Judging by market signals, technological developments, stakeholder perception, we are at the beginning of a transition that will bring natural coolants out of the niche and establish themselves in air conditioning. This is particularly true of Europe, which will soon have to revise the F-Gas Regulation. And as Bente Tranholm-Schwarz, Deputy Head of Unit, European Commission, DG Climate rightly points out at the conference, the situation in which we are reviewing the Regulation today is quite different from that of 2012, when the Regulation was born. Today, Europe has set itself the Green Deal strategy to achieve a decarbonised economy by 2050. This necessarily requires more effort on the part of all, therefore also from the cold sector; developments in natural refrigeration in recent years have led to new technologies now established on the market; last but not least, more and more studies appear that question the safety to the ecosystem of an increasing accumulation of TFA, a molecule that derives from the HFO environment.
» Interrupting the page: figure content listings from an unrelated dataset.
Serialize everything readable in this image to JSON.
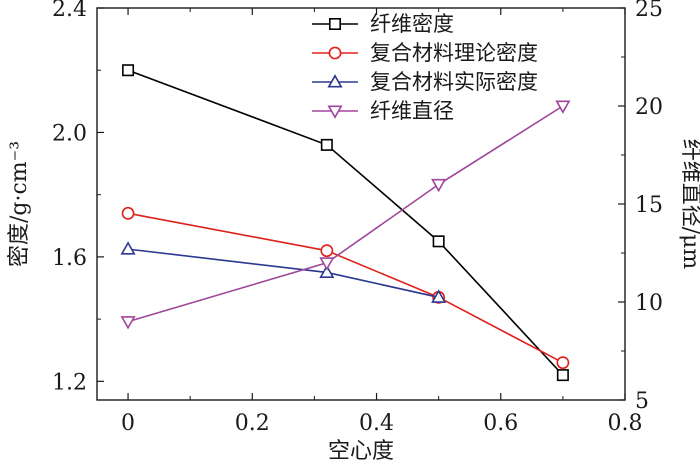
{
  "chart_data": {
    "type": "line",
    "xlabel": "空心度",
    "ylabel_left": "密度/g·cm⁻³",
    "ylabel_right": "纤维直径/μm",
    "xlim": [
      -0.05,
      0.8
    ],
    "ylim_left": [
      1.14,
      2.4
    ],
    "ylim_right": [
      5,
      25
    ],
    "xticks": [
      "0",
      "0.2",
      "0.4",
      "0.6",
      "0.8"
    ],
    "xtick_values": [
      0,
      0.2,
      0.4,
      0.6,
      0.8
    ],
    "yticks_left": [
      "1.2",
      "1.6",
      "2.0",
      "2.4"
    ],
    "ytick_values_left": [
      1.2,
      1.6,
      2.0,
      2.4
    ],
    "yticks_right": [
      "5",
      "10",
      "15",
      "20",
      "25"
    ],
    "ytick_values_right": [
      5,
      10,
      15,
      20,
      25
    ],
    "legend_position": "top-right",
    "series": [
      {
        "name": "纤维密度",
        "axis": "left",
        "color": "#000000",
        "marker": "square",
        "x": [
          0,
          0.32,
          0.5,
          0.7
        ],
        "values": [
          2.2,
          1.96,
          1.65,
          1.22
        ]
      },
      {
        "name": "复合材料理论密度",
        "axis": "left",
        "color": "#e0201b",
        "marker": "circle",
        "x": [
          0,
          0.32,
          0.5,
          0.7
        ],
        "values": [
          1.74,
          1.62,
          1.47,
          1.26
        ]
      },
      {
        "name": "复合材料实际密度",
        "axis": "left",
        "color": "#2b3990",
        "marker": "triangle-up",
        "x": [
          0,
          0.32,
          0.5
        ],
        "values": [
          1.625,
          1.55,
          1.47
        ]
      },
      {
        "name": "纤维直径",
        "axis": "right",
        "color": "#a0469a",
        "marker": "triangle-down",
        "x": [
          0,
          0.32,
          0.5,
          0.7
        ],
        "values": [
          9,
          12,
          16,
          20
        ]
      }
    ]
  }
}
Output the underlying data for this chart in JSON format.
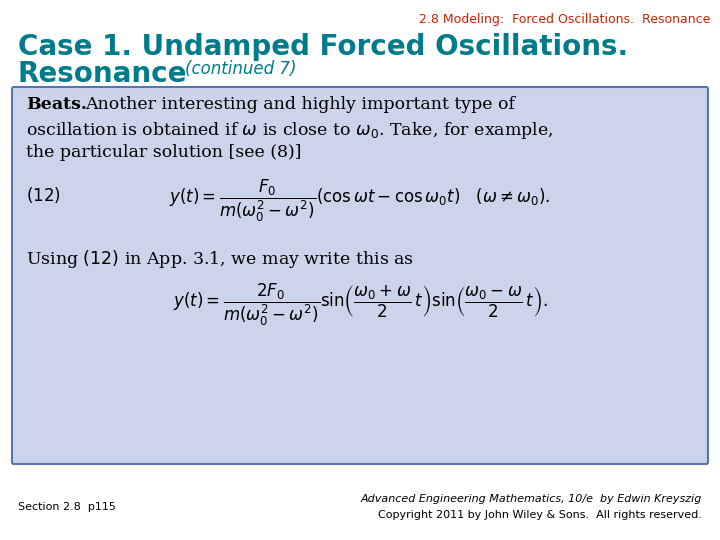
{
  "title_top": "2.8 Modeling:  Forced Oscillations.  Resonance",
  "title_top_color": "#cc2200",
  "title_main1": "Case 1. Undamped Forced Oscillations.",
  "title_main2": "Resonance",
  "title_continued": "(continued 7)",
  "title_main_color": "#007b8a",
  "bg_color": "#ffffff",
  "box_bg_color": "#ccd4ec",
  "box_border_color": "#5577aa",
  "footer_left": "Section 2.8  p115",
  "footer_right1": "Advanced Engineering Mathematics, 10/e  by Edwin Kreyszig",
  "footer_right2": "Copyright 2011 by John Wiley & Sons.  All rights reserved.",
  "text_color": "#000000",
  "body_text_color": "#000000",
  "fig_width": 7.2,
  "fig_height": 5.4,
  "dpi": 100
}
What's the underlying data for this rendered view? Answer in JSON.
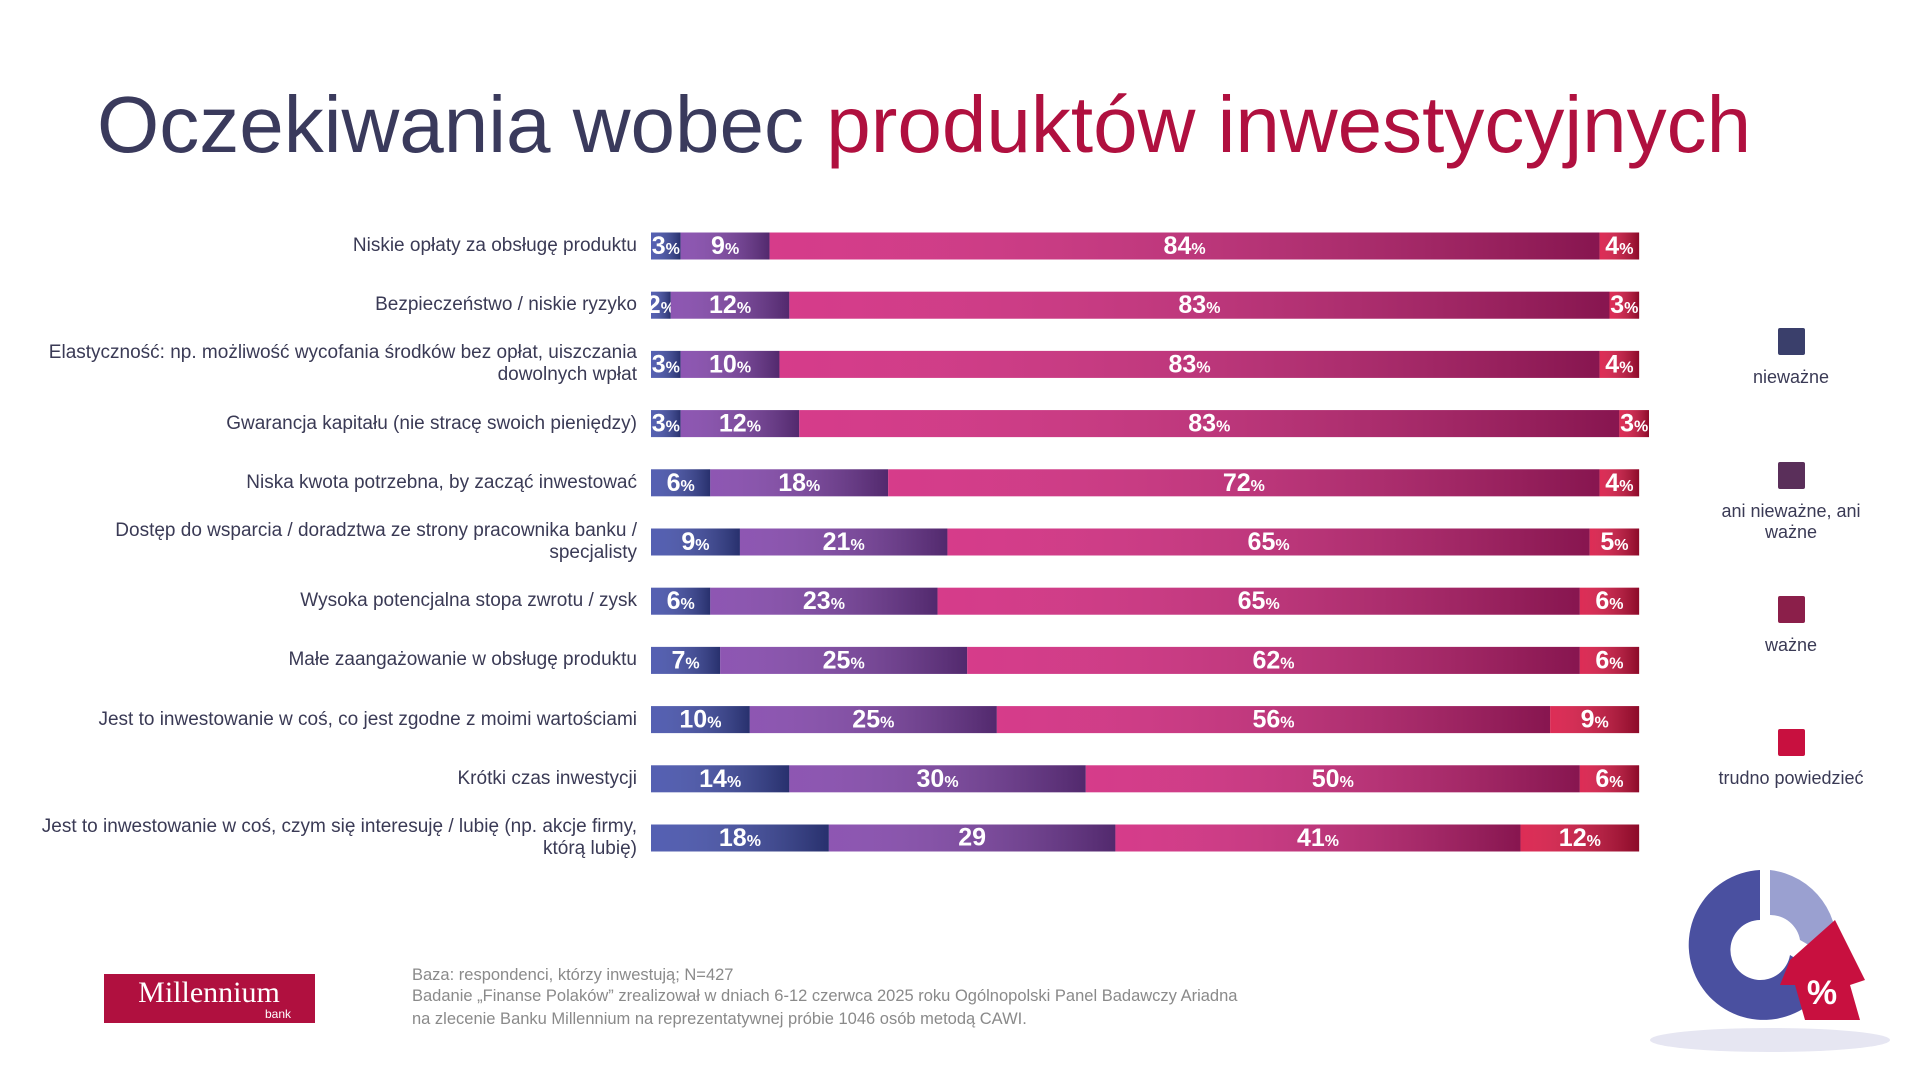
{
  "chart_data": {
    "type": "stacked-bar-horizontal",
    "title": "Oczekiwania wobec",
    "title_highlight": "produktów inwestycyjnych",
    "categories": [
      "Niskie opłaty za obsługę produktu",
      "Bezpieczeństwo / niskie ryzyko",
      "Elastyczność: np. możliwość wycofania środków bez opłat, uiszczania dowolnych wpłat",
      "Gwarancja kapitału (nie stracę swoich pieniędzy)",
      "Niska kwota potrzebna, by zacząć inwestować",
      "Dostęp do wsparcia / doradztwa ze strony pracownika banku / specjalisty",
      "Wysoka potencjalna stopa zwrotu / zysk",
      "Małe zaangażowanie w obsługę produktu",
      "Jest to inwestowanie w coś, co jest zgodne z moimi wartościami",
      "Krótki czas inwestycji",
      "Jest to inwestowanie w coś, czym się interesuję / lubię (np. akcje firmy, którą lubię)"
    ],
    "series": [
      {
        "name": "nieważne",
        "color": "#3d4aa8",
        "values": [
          3,
          2,
          3,
          3,
          6,
          9,
          6,
          7,
          10,
          14,
          18
        ],
        "value_labels": [
          "3%",
          "2%",
          "3%",
          "3%",
          "6%",
          "9%",
          "6%",
          "7%",
          "10%",
          "14%",
          "18%"
        ]
      },
      {
        "name": "ani nieważne, ani ważne",
        "color": "#7e3fa8",
        "values": [
          9,
          12,
          10,
          12,
          18,
          21,
          23,
          25,
          25,
          30,
          29
        ],
        "value_labels": [
          "9%",
          "12%",
          "10%",
          "12%",
          "18%",
          "21%",
          "23%",
          "25%",
          "25%",
          "30%",
          "29"
        ]
      },
      {
        "name": "ważne",
        "color": "#d0217a",
        "values": [
          84,
          83,
          83,
          83,
          72,
          65,
          65,
          62,
          56,
          50,
          41
        ],
        "value_labels": [
          "84%",
          "83%",
          "83%",
          "83%",
          "72%",
          "65%",
          "65%",
          "62%",
          "56%",
          "50%",
          "41%"
        ]
      },
      {
        "name": "trudno powiedzieć",
        "color": "#d8103f",
        "values": [
          4,
          3,
          4,
          3,
          4,
          5,
          6,
          6,
          9,
          6,
          12
        ],
        "value_labels": [
          "4%",
          "3%",
          "4%",
          "3%",
          "4%",
          "5%",
          "6%",
          "6%",
          "9%",
          "6%",
          "12%"
        ]
      }
    ],
    "legend_colors": [
      "#3a3f6b",
      "#5a2f5a",
      "#8b1f4a",
      "#c8103f"
    ],
    "legend": "right"
  },
  "notes": [
    "Baza: respondenci, którzy inwestują; N=427",
    "Badanie „Finanse Polaków” zrealizował w dniach 6-12 czerwca 2025 roku Ogólnopolski Panel Badawczy Ariadna",
    "na zlecenie Banku Millennium na reprezentatywnej próbie 1046 osób metodą CAWI."
  ],
  "logo": {
    "name": "Millennium",
    "sub": "bank"
  }
}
And since the precautionary principle is a pillar in the decision-making process of the EU, these studies cannot be ignored during the revision of the F-Gas Regulation.

Air of change not only in technology but also in supply and service:

  • There is an increasing rise in digitisation in order to make the plants smarter; And the covid emphasised the added value of being able to manage and control them remotely;
  • The “pay per use” model is affirmed even in the cold which becomes no longer a facility but a service, both for air conditioning and for refrigeration.

The years to come will be decisive for everyone, both for those who choose a new natural refrigerant technology that will contribute to the affirmation of these technologies also in the conditioning, and for those who do not and will therefore face a legislative landscape that is changing today.